Something will be done, and of course it won’t be painless – but there will be action and the future of the Social Security program will be viable once again, at least for a while. There have been many efforts put forth as potential policy changes that could resolve this impending crisis – increase the wage base, means test the benefit payouts, and the like. Whatever it is, expect the changes to be unpopular, but effective to the extent that the program will continue paying benefits as promised.


  1. Scott says:

    First, thanks for your ongoing educational blog, which I have followed and promoted extensively. I have never commented before, but this particular article compelled a response.
    I feel a blanket admonishment to avoid early benefit claims does your readers a disservice. While I agree that early claims are disadvantageous for many, if not most, there are situations where early claims are justified. Many claimants may have no choice, as forced retirement and insufficient funds necessitate an early claim.
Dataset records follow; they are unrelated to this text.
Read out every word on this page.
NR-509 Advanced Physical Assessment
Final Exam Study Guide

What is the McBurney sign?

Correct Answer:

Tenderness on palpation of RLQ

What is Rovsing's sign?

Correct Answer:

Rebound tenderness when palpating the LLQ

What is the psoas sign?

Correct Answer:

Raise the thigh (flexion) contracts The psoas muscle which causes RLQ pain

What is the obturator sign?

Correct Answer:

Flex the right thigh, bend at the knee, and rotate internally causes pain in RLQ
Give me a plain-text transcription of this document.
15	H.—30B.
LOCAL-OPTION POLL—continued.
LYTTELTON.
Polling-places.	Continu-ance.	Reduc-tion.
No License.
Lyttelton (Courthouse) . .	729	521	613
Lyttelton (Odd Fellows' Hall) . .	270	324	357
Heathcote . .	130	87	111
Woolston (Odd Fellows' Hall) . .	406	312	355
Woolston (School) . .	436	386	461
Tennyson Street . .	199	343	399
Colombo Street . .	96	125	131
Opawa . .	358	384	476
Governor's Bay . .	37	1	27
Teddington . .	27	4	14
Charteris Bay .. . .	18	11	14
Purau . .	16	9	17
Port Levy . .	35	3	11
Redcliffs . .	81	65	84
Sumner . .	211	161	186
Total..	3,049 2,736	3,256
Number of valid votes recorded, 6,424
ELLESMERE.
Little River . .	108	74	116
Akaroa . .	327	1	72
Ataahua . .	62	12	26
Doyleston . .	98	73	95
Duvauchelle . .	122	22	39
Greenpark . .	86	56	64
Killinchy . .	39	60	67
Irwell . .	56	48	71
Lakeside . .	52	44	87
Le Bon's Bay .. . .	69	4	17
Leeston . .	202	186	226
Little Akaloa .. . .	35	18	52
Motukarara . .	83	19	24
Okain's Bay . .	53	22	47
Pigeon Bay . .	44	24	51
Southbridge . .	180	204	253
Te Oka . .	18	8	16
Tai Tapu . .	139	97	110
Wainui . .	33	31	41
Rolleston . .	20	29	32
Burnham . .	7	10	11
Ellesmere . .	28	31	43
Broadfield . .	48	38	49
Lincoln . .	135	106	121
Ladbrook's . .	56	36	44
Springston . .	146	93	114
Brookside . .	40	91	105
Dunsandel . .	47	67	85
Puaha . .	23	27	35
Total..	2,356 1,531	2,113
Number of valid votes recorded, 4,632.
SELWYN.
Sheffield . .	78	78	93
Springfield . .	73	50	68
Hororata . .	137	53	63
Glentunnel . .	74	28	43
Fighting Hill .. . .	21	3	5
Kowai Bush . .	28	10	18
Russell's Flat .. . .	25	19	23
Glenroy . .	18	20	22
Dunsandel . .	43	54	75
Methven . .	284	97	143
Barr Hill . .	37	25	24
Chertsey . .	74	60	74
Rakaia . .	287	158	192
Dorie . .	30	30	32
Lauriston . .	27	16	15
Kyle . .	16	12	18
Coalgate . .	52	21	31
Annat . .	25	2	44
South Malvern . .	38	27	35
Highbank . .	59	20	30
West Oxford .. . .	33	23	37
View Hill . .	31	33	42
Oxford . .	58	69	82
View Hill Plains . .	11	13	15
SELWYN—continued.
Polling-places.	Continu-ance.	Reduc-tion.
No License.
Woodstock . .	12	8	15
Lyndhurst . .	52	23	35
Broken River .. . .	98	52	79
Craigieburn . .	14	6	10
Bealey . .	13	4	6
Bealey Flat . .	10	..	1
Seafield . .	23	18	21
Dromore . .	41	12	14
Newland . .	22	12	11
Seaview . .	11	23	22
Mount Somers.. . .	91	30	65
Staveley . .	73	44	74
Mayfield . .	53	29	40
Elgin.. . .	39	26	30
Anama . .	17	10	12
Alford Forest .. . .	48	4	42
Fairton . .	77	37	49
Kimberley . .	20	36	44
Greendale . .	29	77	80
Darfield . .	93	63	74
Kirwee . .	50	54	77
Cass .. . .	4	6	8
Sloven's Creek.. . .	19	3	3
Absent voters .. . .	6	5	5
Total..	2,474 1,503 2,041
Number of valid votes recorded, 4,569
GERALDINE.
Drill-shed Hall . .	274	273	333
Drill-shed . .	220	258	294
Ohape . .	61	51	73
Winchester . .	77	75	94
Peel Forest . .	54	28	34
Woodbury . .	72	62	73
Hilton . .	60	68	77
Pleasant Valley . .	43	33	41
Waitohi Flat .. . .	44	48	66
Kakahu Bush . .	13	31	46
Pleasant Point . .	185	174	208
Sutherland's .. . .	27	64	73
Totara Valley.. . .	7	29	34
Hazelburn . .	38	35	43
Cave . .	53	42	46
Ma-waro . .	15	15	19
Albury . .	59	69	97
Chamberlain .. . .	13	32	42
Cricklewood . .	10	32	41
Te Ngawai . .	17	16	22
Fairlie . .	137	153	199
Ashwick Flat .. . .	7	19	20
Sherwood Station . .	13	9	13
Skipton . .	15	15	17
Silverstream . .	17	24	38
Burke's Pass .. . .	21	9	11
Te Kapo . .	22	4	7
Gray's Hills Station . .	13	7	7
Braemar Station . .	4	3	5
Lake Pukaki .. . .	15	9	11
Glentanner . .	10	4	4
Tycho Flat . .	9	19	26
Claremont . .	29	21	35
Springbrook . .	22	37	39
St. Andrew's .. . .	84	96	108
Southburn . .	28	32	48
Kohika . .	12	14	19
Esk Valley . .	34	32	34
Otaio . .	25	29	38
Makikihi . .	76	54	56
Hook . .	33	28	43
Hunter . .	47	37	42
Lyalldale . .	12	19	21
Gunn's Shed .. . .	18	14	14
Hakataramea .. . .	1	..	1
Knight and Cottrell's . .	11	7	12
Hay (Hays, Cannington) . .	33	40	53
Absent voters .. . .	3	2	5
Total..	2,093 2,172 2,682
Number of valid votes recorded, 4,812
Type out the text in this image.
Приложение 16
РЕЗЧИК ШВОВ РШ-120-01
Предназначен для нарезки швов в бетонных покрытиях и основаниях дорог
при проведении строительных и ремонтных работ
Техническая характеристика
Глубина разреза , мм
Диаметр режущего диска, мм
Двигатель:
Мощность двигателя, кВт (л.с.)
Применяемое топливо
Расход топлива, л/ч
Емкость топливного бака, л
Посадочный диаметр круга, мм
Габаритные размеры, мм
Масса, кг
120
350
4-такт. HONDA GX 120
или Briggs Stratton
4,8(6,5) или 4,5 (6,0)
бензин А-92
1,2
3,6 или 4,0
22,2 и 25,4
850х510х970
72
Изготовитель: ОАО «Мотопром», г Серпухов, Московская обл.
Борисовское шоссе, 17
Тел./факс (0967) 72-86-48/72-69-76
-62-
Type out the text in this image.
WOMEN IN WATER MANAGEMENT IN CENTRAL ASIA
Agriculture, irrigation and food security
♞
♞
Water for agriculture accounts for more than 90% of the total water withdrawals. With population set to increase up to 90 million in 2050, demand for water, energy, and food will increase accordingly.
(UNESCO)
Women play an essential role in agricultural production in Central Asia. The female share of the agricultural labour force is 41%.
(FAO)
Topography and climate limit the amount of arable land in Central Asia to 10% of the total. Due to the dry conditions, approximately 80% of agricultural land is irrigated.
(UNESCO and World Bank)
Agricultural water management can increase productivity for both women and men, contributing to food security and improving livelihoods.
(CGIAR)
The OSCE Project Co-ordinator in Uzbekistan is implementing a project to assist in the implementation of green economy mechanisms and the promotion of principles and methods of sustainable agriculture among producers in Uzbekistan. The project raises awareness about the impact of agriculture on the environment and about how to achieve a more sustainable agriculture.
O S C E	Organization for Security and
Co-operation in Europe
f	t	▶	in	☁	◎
Putting food on the table takes precedence over theoretically ideal outcomes. Making those individuals feel worse, by stating “More for the rest of us! :-)” is at best thoughtless and at worst intentionally unkind. Another valid reason for taking benefits early, is poor personal health, especially when combined with a family history of poor longevity. None of us knows our individual longevity, but we certainly should factor the odds when making important decisions. I doubt you would advise a 61-year-old client with pancreatic cancer to delay their benefit claim (recent statistics show a 14% 5-year survival rate for stage 1a pancreatic cancer, which is the earliest, highest survival rate stage).
    On the issue of the trust fund financial outlook, I agree with your comments and feel that this situation should not impact benefit claiming age. That said, I do feel that retirees who anticipate a six-figure or more retirement AGI should consider the potential impact in their plans. There are countless ways our government could “solve” the shortfall, but I personally believe whatever the solution, it will involve means testing, which means higher income retirees should plan for the potential impact.
    Thanks again for keeping your readership informed.

    1. jblankenship says:

      I appreciate your input. Upon review, I have added a paragraph to address your concern – didn’t consider that point of view when writing the article because I was reacting to the far more common argument for filing early (from the tweet), which is an emotional response and no other factors were considered.